Caroline Hendershot is here to stay
In observance of Women’s History Month, The Daily’s sports section is launching its second annual series aimed at telling the stories of female athletes, coaches and teams at the University from the perspective of the female sports writers on staff. Daily Sports Writer Lily Alexander continues the series with this story.
Caroline Hendershot is hard to miss.
Whether it’s her height of 5-foot-11, her involvement in a student-run sports TV show or her cheerful demeanor guaranteed to light up any room, the senior on the Michigan rowing team is pretty distinct.
And, she has challenged the gender stereotypes that have plagued the sports industry ever since she was little.

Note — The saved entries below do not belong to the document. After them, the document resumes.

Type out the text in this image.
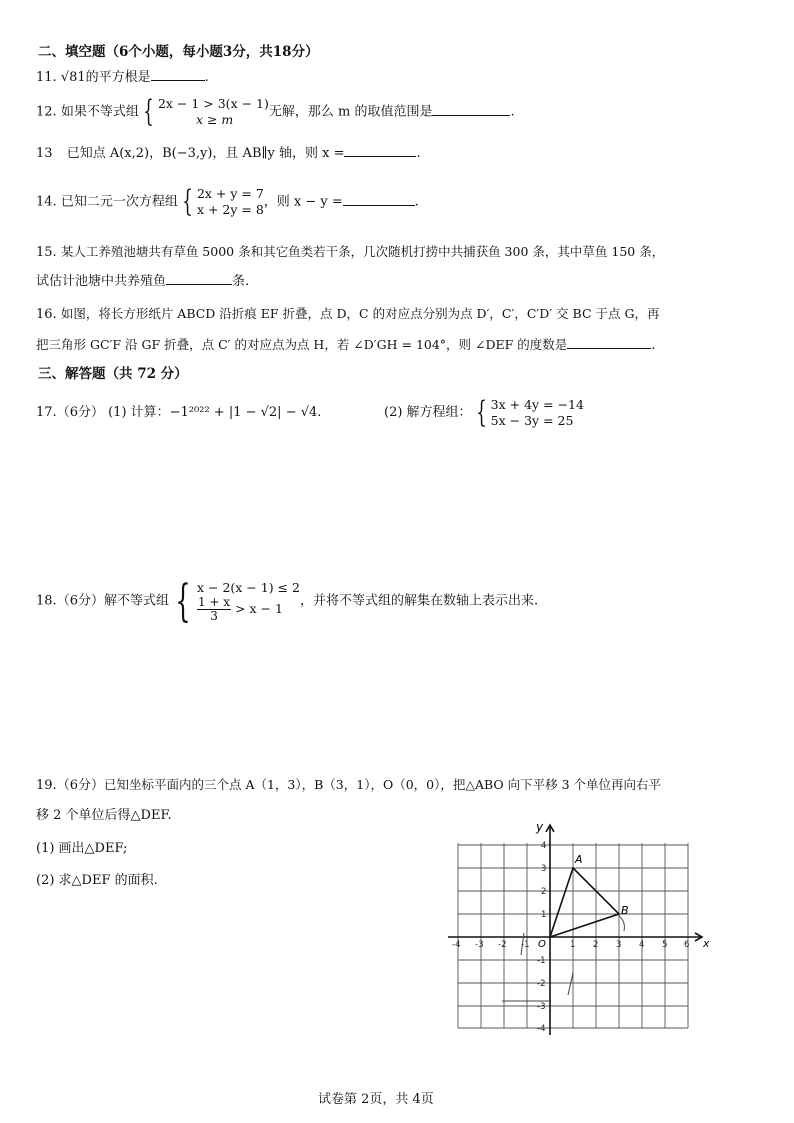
二、填空题（6个小题，每小题3分，共18分）
11. √81的平方根是	.
12. 如果不等式组 { 2x − 1 > 3(x − 1)
x ≥ m	无解，那么 m 的取值范围是	.
13 已知点 A(x,2)，B(−3,y)，且 AB∥y 轴，则 x =	.
14. 已知二元一次方程组 { 2x + y = 7
x + 2y = 8，则 x − y =	.
15. 某人工养殖池塘共有草鱼 5000 条和其它鱼类若干条，几次随机打捞中共捕获鱼 300 条，其中草鱼 150 条，
试估计池塘中共养殖鱼	条.
16. 如图，将长方形纸片 ABCD 沿折痕 EF 折叠，点 D，C 的对应点分别为点 D′，C′，C′D′ 交 BC 于点 G，再
把三角形 GC′F 沿 GF 折叠，点 C′ 的对应点为点 H，若 ∠D′GH = 104°，则 ∠DEF 的度数是	.
三、解答题（共 72 分）
17.（6分） (1) 计算：−1²⁰²² + |1 − √2| − √4.	(2) 解方程组： { 3x + 4y = −14
5x − 3y = 25
18.（6分）解不等式组 { x − 2(x − 1) ≤ 2

$\frac{1 + x}{3} > x - 1$ ，并将不等式组的解集在数轴上表示出来.
19.（6分）已知坐标平面内的三个点 A（1，3），B（3，1），O（0，0），把△ABO 向下平移 3 个单位再向右平
移 2 个单位后得△DEF.
(1) 画出△DEF;
(2) 求△DEF 的面积.
x
y
-4 -3 -2 -1	1 2 3 4 5 6
4
3
2
1
-1
-2
-3
-4
A
B
O
试卷第 2页，共 4页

“I think of elementary school where boys would say that they were faster because they were boys,” Hendershot said. “And, I would do anything to beat the boys, making sure that I was the last girl left. I didn’t care if I was dripping in sweat. You can’t judge a book by its cover.”
Coming from a family where both her parents and all three of her older siblings played college sports, Hendershot seemed predestined for collegiate athletics.
“Family games are competitive to say the least,” she said, half-jokingly.
Before committing to rowing as her sport of choice, Hendershot played nearly every sport in existence. However, when she found herself sitting down in a boat her junior year of high school, it was the unique format of rowing that sold her.
“There is a very specific feeling in a boat when you have all eight people moving in sync and pushing a boat at the same time as hard and as fast as they can,” she said. “It is one of the most incredible feelings.”
Though she faces long days of practice that regularly produce blistered hands, Hendershot feels that her teammates make everything worth it. In feeding off of their accomplishments to fuel her own success, Hendershot believes that her teammates have driven her to become both a better person and a stronger rower.
When she's not rowing, Hendershot works with Wolverine Women, an all-female sports talk show on WOLV TV, a student-run television station.
What began as a desire to get more involved on campus the fall of her sophomore year quickly evolved into something larger. Two years later, Hendershot serves as an executive producer for Wolverine Women, doing everything from brainstorming storylines to booking athletes for segments.
Her enthusiasm for the show comes from her personability — she wants to tell stories the average fan might not be aware of. After graduation, Hendershot hopes to work in sports broadcasting.
“Interviewing people is something that I love feeding off of because I love finding out who people are,” she said. “Obviously, I can’t let (sports) go after four years, so I want to go into (broadcasting) and be able to help people tell their stories and express that different perspective.”
In terms of ambition, she considers the community of Wolverine Women to be very similar to that of her team.
“Everyone is so supportive and so uplifting and wants everyone to succeed,” she said. “They helped me realize that yes, you can be competitive, but you can also bring others along with you.”
In December 2017, she interned with Tracy Wolfson — a CBS sports broadcaster and a Michigan alum — who she views as a role model both as a woman in sports and as a person. Hendershot got to spend a weekend with Wolfson when she worked as an NFL correspondent with the New England Patriots and Buffalo Bills.
At the end of the day, Hendershot feels that everything distills down to a statement of purpose. As a woman in sports, she feels that her role is to push down boundaries.
“Hopefully, when I have a career, I want to help open doors for other women that want to get into the industry,” she said.
To Hendershot, graduating this May will be bittersweet. She is grateful for her experience over the past four years and is obviously sad that it is ending, but is extremely excited to navigate the world with the skills she has learned at Michigan.
“I am really happy that I came here for my experience,” she said. “There is nothing like representing the University of Michigan with a block M on your back. That is the biggest thing I’m going to miss.”